Kecemut menjadi lebih berani dibanding teman-teman lain yang seusianya karena mungkin sering melihat saya pergi bersama teman-teman meskipun hanya melihat dalam bentuk dokumentasi. Dia juga tahu kalau saya lebih memilih naik angkutan umum ketika bepergian. Dia paham betul karena sering saya ikutkan.
Jadi, dia melihat seluruh aktivitas saya ketika sedang bepergian bersama teman-teman atau rekan kerja.
Mungkin mulai dari sini, dia pelan-pelan belajar meniru untuk bepergian dengan transportasi umum. Yang membuat saya shock, kenapa ini terjadi disaat usianya masih sangat dini di mana tingkat keamanan transportasi umum, khususnya angkutan dalam kota di tempat saya tinggal belum semua aman, ramah dan nyaman untuk anak-anak.
Anak Adalah Tempat Belajar Bagi Para Orang Tua.
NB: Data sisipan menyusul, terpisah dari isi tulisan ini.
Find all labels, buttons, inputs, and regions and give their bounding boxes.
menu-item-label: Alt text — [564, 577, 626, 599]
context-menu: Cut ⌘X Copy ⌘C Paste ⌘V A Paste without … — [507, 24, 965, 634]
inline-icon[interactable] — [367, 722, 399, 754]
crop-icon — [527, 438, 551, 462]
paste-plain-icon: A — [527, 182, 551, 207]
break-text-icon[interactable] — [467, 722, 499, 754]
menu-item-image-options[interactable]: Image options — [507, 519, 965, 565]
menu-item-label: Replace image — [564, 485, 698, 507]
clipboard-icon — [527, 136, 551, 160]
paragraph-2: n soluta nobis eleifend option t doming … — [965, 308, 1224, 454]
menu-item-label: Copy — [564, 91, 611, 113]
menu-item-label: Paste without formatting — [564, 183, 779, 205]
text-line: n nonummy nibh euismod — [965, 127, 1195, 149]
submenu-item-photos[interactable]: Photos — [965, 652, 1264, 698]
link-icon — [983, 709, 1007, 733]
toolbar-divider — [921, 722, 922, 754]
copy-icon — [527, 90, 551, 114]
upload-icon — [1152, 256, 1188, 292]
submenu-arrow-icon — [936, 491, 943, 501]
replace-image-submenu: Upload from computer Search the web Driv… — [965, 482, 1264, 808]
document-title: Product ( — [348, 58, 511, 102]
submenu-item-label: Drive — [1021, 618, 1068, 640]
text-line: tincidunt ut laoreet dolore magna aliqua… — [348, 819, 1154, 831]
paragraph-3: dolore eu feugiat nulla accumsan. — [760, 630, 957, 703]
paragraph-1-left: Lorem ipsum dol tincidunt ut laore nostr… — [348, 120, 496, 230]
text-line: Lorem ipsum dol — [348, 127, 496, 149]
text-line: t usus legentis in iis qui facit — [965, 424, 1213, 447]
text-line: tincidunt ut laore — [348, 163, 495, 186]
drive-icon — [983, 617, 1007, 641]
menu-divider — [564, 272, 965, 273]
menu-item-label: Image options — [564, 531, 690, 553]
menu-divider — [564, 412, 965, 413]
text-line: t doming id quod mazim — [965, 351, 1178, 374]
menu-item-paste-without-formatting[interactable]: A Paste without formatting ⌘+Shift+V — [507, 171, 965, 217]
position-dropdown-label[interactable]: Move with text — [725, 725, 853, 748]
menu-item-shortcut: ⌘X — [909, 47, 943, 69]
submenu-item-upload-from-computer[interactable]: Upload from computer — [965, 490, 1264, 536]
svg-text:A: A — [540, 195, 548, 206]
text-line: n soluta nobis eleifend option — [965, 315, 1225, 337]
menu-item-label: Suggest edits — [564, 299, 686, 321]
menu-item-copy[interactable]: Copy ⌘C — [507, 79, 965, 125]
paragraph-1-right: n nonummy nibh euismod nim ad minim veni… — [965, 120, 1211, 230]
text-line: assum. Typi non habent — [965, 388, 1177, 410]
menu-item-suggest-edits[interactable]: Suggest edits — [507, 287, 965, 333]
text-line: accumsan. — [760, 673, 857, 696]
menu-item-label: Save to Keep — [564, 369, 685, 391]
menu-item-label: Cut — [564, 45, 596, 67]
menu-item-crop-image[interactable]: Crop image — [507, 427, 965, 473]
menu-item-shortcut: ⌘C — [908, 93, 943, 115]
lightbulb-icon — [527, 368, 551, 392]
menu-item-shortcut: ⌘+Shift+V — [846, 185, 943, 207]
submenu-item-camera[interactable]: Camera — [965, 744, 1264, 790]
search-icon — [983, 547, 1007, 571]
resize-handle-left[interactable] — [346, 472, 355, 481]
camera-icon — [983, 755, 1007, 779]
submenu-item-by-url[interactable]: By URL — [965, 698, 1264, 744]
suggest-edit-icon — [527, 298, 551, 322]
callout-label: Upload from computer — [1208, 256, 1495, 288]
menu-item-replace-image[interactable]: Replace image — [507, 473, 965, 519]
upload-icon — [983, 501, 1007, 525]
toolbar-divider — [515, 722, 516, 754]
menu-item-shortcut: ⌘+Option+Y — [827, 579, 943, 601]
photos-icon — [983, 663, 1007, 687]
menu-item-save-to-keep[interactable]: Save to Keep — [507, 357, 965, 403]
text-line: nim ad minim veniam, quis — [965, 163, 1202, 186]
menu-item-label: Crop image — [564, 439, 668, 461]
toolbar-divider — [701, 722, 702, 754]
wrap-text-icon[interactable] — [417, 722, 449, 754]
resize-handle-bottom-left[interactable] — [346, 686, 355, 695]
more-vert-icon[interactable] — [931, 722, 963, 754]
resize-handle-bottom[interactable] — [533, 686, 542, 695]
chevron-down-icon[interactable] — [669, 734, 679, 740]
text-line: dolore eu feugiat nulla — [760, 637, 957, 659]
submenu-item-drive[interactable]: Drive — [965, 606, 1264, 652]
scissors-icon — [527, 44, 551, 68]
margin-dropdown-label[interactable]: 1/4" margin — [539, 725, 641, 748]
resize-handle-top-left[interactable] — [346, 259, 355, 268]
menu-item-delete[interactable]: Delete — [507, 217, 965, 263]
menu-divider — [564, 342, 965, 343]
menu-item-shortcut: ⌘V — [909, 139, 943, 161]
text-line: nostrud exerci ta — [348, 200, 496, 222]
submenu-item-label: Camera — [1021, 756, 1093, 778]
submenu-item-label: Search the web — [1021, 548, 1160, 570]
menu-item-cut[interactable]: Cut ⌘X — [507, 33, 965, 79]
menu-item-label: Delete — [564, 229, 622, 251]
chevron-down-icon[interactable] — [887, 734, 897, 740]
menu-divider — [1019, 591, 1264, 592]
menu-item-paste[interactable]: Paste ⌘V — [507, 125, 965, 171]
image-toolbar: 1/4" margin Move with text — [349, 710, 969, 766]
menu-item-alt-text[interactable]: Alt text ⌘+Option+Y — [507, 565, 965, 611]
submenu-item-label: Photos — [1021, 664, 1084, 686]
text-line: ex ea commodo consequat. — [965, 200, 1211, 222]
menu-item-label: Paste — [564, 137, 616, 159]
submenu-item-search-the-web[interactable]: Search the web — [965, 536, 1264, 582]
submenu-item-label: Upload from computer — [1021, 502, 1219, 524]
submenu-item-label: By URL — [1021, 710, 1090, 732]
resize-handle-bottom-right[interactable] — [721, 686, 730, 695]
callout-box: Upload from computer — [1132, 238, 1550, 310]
Satu yang menjadi catatan kami, khususnya saya yang lebih sering mengajak anak-anak bepergian kerap lupa menyampaikan informasi penting seperti kapan anak-anak boleh mulai naik transportasi umum. Saya seringnya hanya menyampaikan, "nanti kalau sudah besar, nanti kalau sudah berani, nanti kalau sudah punya uang, nanti nanti dan banyak nantinya", tanpa menyertakan detailnya.
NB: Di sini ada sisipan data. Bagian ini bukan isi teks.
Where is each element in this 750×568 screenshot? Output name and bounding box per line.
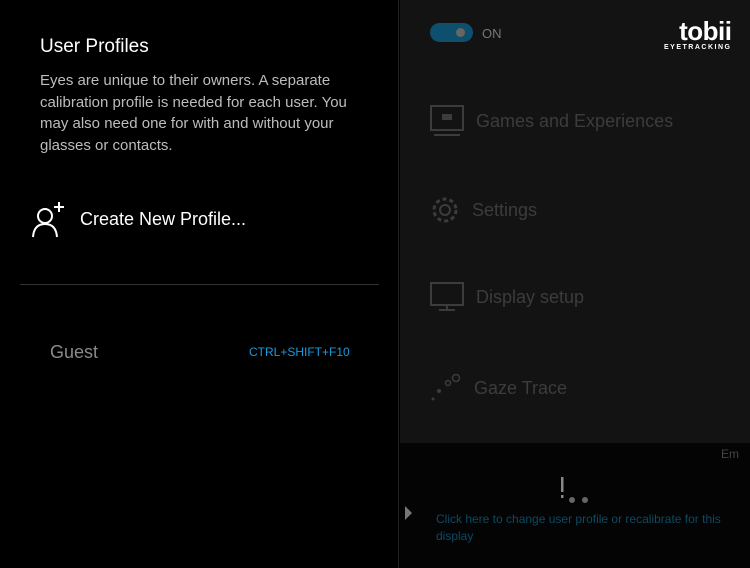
games-icon xyxy=(430,105,464,136)
eye-status-icon xyxy=(561,477,588,503)
create-profile-button[interactable]: Create New Profile... xyxy=(30,200,246,238)
profile-guest[interactable]: Guest xyxy=(50,342,98,363)
menu-gaze-trace[interactable]: Gaze Trace xyxy=(430,373,567,403)
panel-title: User Profiles xyxy=(40,36,149,57)
monitor-icon xyxy=(430,282,464,311)
menu-games[interactable]: Games and Experiences xyxy=(430,105,673,137)
change-profile-link[interactable]: Click here to change user profile or rec… xyxy=(436,511,726,545)
add-user-icon xyxy=(32,202,64,238)
corner-text: Em xyxy=(721,447,739,461)
menu-settings[interactable]: Settings xyxy=(430,195,537,225)
gaze-trace-icon xyxy=(431,373,461,401)
user-profiles-panel: User Profiles Eyes are unique to their o… xyxy=(0,0,399,568)
create-profile-label: Create New Profile... xyxy=(80,208,247,229)
eye-tracking-toggle[interactable] xyxy=(430,23,473,42)
divider xyxy=(20,284,379,285)
menu-display-setup[interactable]: Display setup xyxy=(430,282,584,312)
profile-status-bar xyxy=(400,443,750,568)
toggle-label: ON xyxy=(482,26,502,41)
expand-arrow-icon[interactable] xyxy=(405,506,412,520)
gear-icon xyxy=(432,197,458,223)
panel-description: Eyes are unique to their owners. A separ… xyxy=(40,72,347,154)
tobii-logo: tobii EYETRACKING xyxy=(664,16,732,51)
profile-shortcut: CTRL+SHIFT+F10 xyxy=(249,345,350,359)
Kejadian ini menjadi pelajaran yang sangat berharga bagi saya. Dan memang benar, orang tua bisa belajar banyak dari anak-anak. Ya...barangkali pesan yang disampaikan kurang tepat atau bahkan tidak tepat. Entah dari cara penyampaiannya, penggunaan bahasa, istilah, atau hal lainnya.
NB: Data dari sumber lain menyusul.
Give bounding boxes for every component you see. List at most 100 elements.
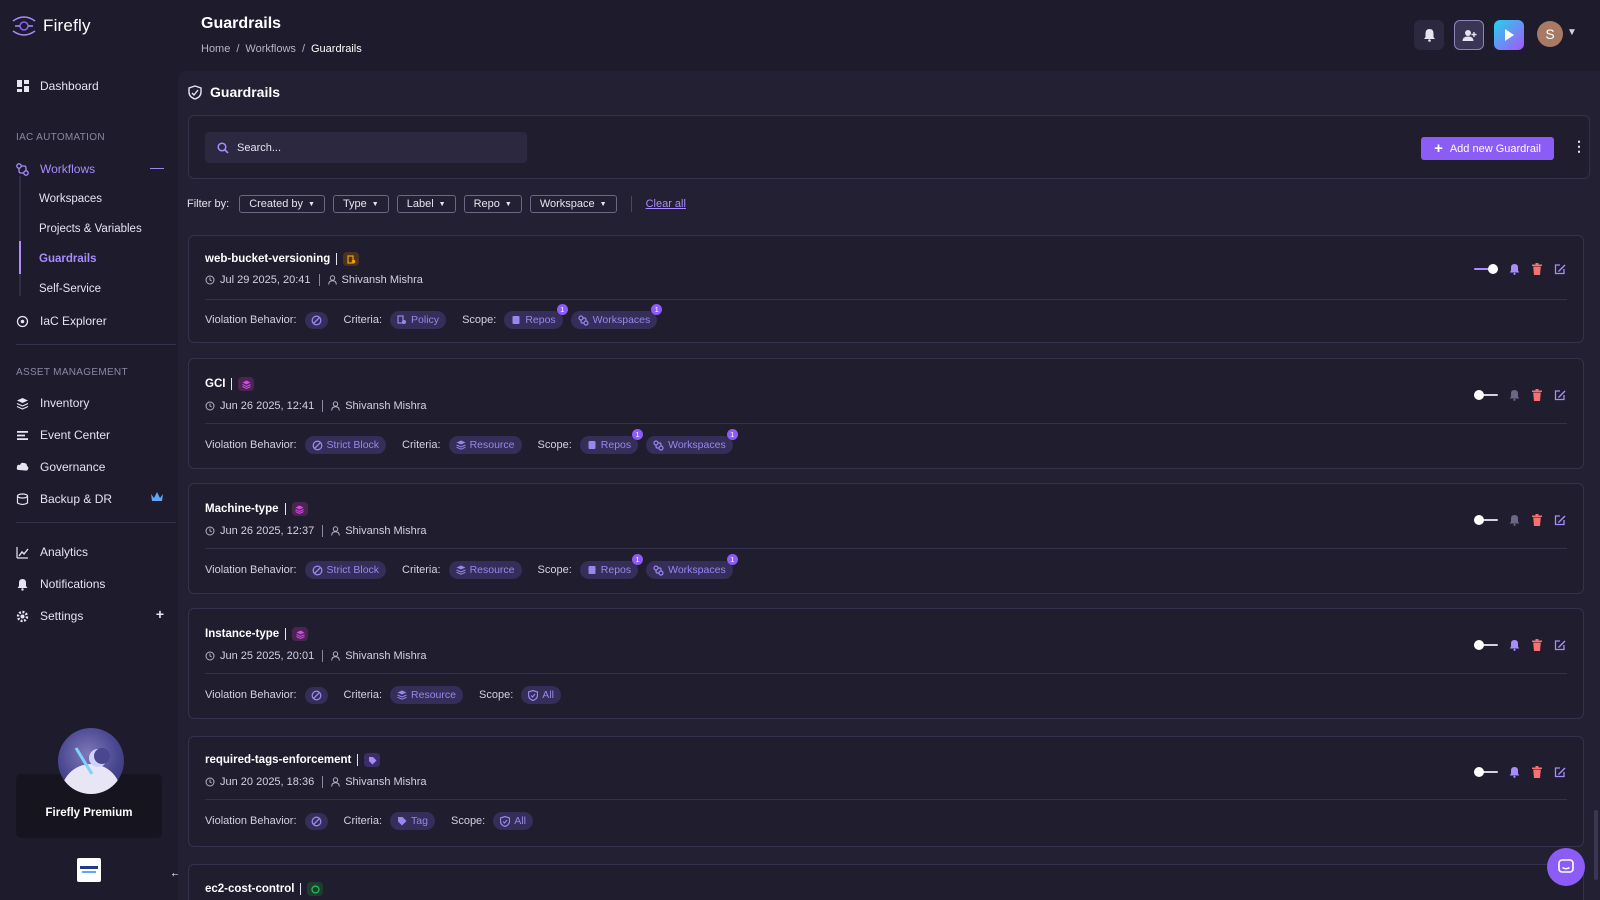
user-icon <box>327 275 337 285</box>
organization-logo[interactable] <box>77 858 101 882</box>
filter-repo[interactable]: Repo ▼ <box>463 195 522 213</box>
sidebar-item-workflows[interactable]: Workflows — <box>16 159 164 176</box>
notifications-bell-button[interactable] <box>1414 20 1444 50</box>
breadcrumb-current: Guardrails <box>311 43 362 55</box>
guardrail-date: Jun 25 2025, 20:01 <box>220 650 315 662</box>
chat-icon <box>1558 859 1574 875</box>
sidebar-item-event-center[interactable]: Event Center <box>16 428 164 442</box>
user-menu-chevron-icon[interactable]: ▼ <box>1567 27 1577 38</box>
sidebar-item-governance[interactable]: Governance <box>16 460 164 474</box>
guardrail-card[interactable]: web-bucket-versioning Jul 29 2025, 20:41… <box>188 235 1584 343</box>
support-chat-button[interactable] <box>1547 848 1585 886</box>
add-new-guardrail-button[interactable]: + Add new Guardrail <box>1421 137 1554 160</box>
sidebar-item-notifications[interactable]: Notifications <box>16 577 164 591</box>
violation-label: Violation Behavior: <box>205 439 297 451</box>
enable-toggle[interactable] <box>1474 640 1498 650</box>
firefly-logo[interactable]: Firefly <box>11 15 91 37</box>
search-box[interactable] <box>205 132 527 163</box>
violation-behavior-pill: Strict Block <box>304 561 387 579</box>
enable-toggle[interactable] <box>1474 390 1498 400</box>
card-divider <box>205 673 1567 674</box>
sidebar-item-label: Analytics <box>40 545 89 559</box>
user-icon <box>331 526 341 536</box>
section-label-asset: ASSET MANAGEMENT <box>16 367 128 378</box>
delete-trash-icon[interactable] <box>1530 388 1544 402</box>
premium-moon-avatar <box>58 728 124 794</box>
card-actions <box>1474 513 1567 527</box>
violation-behavior-pill <box>304 686 328 704</box>
scope-count-badge: 1 <box>726 554 738 565</box>
sidebar-item-backup-dr[interactable]: Backup & DR <box>16 492 164 506</box>
sidebar-item-inventory[interactable]: Inventory <box>16 396 164 410</box>
guardrail-author: Shivansh Mishra <box>345 776 427 788</box>
delete-trash-icon[interactable] <box>1530 513 1544 527</box>
breadcrumb-home[interactable]: Home <box>201 43 230 55</box>
violation-label: Violation Behavior: <box>205 815 297 827</box>
page-scrollbar[interactable] <box>1594 810 1598 880</box>
search-input[interactable] <box>237 141 517 154</box>
filter-type[interactable]: Type ▼ <box>332 195 389 213</box>
sidebar-item-dashboard[interactable]: Dashboard <box>16 79 164 93</box>
user-avatar[interactable]: S <box>1537 21 1563 47</box>
analytics-icon <box>16 546 29 559</box>
edit-icon[interactable] <box>1553 638 1567 652</box>
delete-trash-icon[interactable] <box>1530 262 1544 276</box>
policy-type-badge-icon <box>343 252 360 266</box>
sidebar-item-settings[interactable]: Settings + <box>16 606 164 623</box>
crown-icon <box>150 491 164 502</box>
event-center-icon <box>16 429 29 442</box>
guardrail-meta: Jun 20 2025, 18:36 Shivansh Mishra <box>205 776 427 788</box>
play-tour-button[interactable] <box>1494 20 1524 50</box>
invite-user-button[interactable] <box>1454 20 1484 50</box>
guardrail-author: Shivansh Mishra <box>341 274 423 286</box>
resource-icon <box>455 440 466 450</box>
guardrail-card[interactable]: ec2-cost-control <box>188 864 1584 900</box>
guardrail-title: GCI <box>205 377 255 391</box>
enable-toggle[interactable] <box>1474 767 1498 777</box>
sidebar-subitem-workspaces[interactable]: Workspaces <box>39 193 102 205</box>
filter-label-dropdown[interactable]: Label ▼ <box>396 195 456 213</box>
notification-bell-icon[interactable] <box>1507 388 1521 402</box>
collapse-minus-icon[interactable]: — <box>150 159 164 175</box>
title-separator <box>357 754 359 766</box>
more-options-kebab-icon[interactable]: ⋮ <box>1572 138 1586 155</box>
meta-separator <box>322 650 324 662</box>
guardrail-card[interactable]: Machine-type Jun 26 2025, 12:37 Shivansh… <box>188 483 1584 594</box>
sidebar-item-analytics[interactable]: Analytics <box>16 545 164 559</box>
edit-icon[interactable] <box>1553 513 1567 527</box>
guardrail-name: GCI <box>205 378 226 390</box>
notification-bell-icon[interactable] <box>1507 513 1521 527</box>
edit-icon[interactable] <box>1553 262 1567 276</box>
delete-trash-icon[interactable] <box>1530 765 1544 779</box>
sidebar-subitem-projects-variables[interactable]: Projects & Variables <box>39 223 142 235</box>
violation-behavior-pill: Strict Block <box>304 436 387 454</box>
scope-text: Workspaces <box>668 564 726 576</box>
edit-icon[interactable] <box>1553 765 1567 779</box>
resource-type-badge-icon <box>238 377 255 391</box>
expand-plus-icon[interactable]: + <box>156 606 164 622</box>
breadcrumb: Home / Workflows / Guardrails <box>201 43 362 55</box>
enable-toggle[interactable] <box>1474 515 1498 525</box>
sidebar-item-iac-explorer[interactable]: IaC Explorer <box>16 314 164 328</box>
guardrail-date: Jun 20 2025, 18:36 <box>220 776 315 788</box>
clock-icon <box>205 275 215 285</box>
filter-created-by[interactable]: Created by ▼ <box>239 195 325 213</box>
sidebar-subitem-self-service[interactable]: Self-Service <box>39 283 101 295</box>
guardrail-card[interactable]: GCI Jun 26 2025, 12:41 Shivansh Mishra V… <box>188 358 1584 469</box>
clear-all-link[interactable]: Clear all <box>646 198 686 210</box>
guardrail-card[interactable]: Instance-type Jun 25 2025, 20:01 Shivans… <box>188 608 1584 719</box>
edit-icon[interactable] <box>1553 388 1567 402</box>
violation-label: Violation Behavior: <box>205 314 297 326</box>
breadcrumb-workflows[interactable]: Workflows <box>245 43 296 55</box>
resource-icon <box>455 565 466 575</box>
notification-bell-icon[interactable] <box>1507 262 1521 276</box>
shield-icon <box>188 84 202 100</box>
notification-bell-icon[interactable] <box>1507 638 1521 652</box>
filter-workspace[interactable]: Workspace ▼ <box>529 195 617 213</box>
delete-trash-icon[interactable] <box>1530 638 1544 652</box>
notification-bell-icon[interactable] <box>1507 765 1521 779</box>
criteria-text: Tag <box>411 815 428 827</box>
guardrail-card[interactable]: required-tags-enforcement Jun 20 2025, 1… <box>188 736 1584 847</box>
sidebar-subitem-guardrails[interactable]: Guardrails <box>39 253 97 265</box>
enable-toggle[interactable] <box>1474 264 1498 274</box>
Berkomunikasi atau menyampaikan pesan kepada anak-anak yang sekiranya memiliki risiko memang harus disampaikan secara penuh termasuk "do and don't", tidak boleh setengah-setengah.
"Nanti kalau sudah besar, yaa...kira-kira saat Mbak sudah SMP, baru bisa mulai naik angkutan umum. Itu pun kalau Mbak sudah merasa berani." Mungkin komunikasi tepatnya seperti ini. Ada kejelasan karena kadang anak-anak juga tidak bertanya balik.
Lebih lengkap lagi, sampaikan alasan kenapa baru bisa melakukannya saat sudah besar, saat sudah SMP. Termasuk risiko-risikonya tanpa ada maksud menakut-nakuti. Harus pandai-pandai dalam mengambil angle saat berkomunikasi dengan anak-anak. Pelan, fokus, jangan terburu-terburu ketika sedang mulai bercakap penting dengan anak-anak dan harus sampai tuntas tidak meninggalkan keraguan atau pertanyaan.
Malam itu, tepatnya setelah kejadian kedua Kecemut pergi ke Cangkring, saya dan suami ngbrol sampai dini hari karena kemi merasa keberanian Kecemut kali ini sudah tidak bisa ditoleransi lagi. Obrolan kami mengalir begitu saja sampai tak terasa air mata ini sesekali menetes saking sedihnya. Apalagi hampir semua orang di desa kami tahu kejadian yang melibatkan lima anak.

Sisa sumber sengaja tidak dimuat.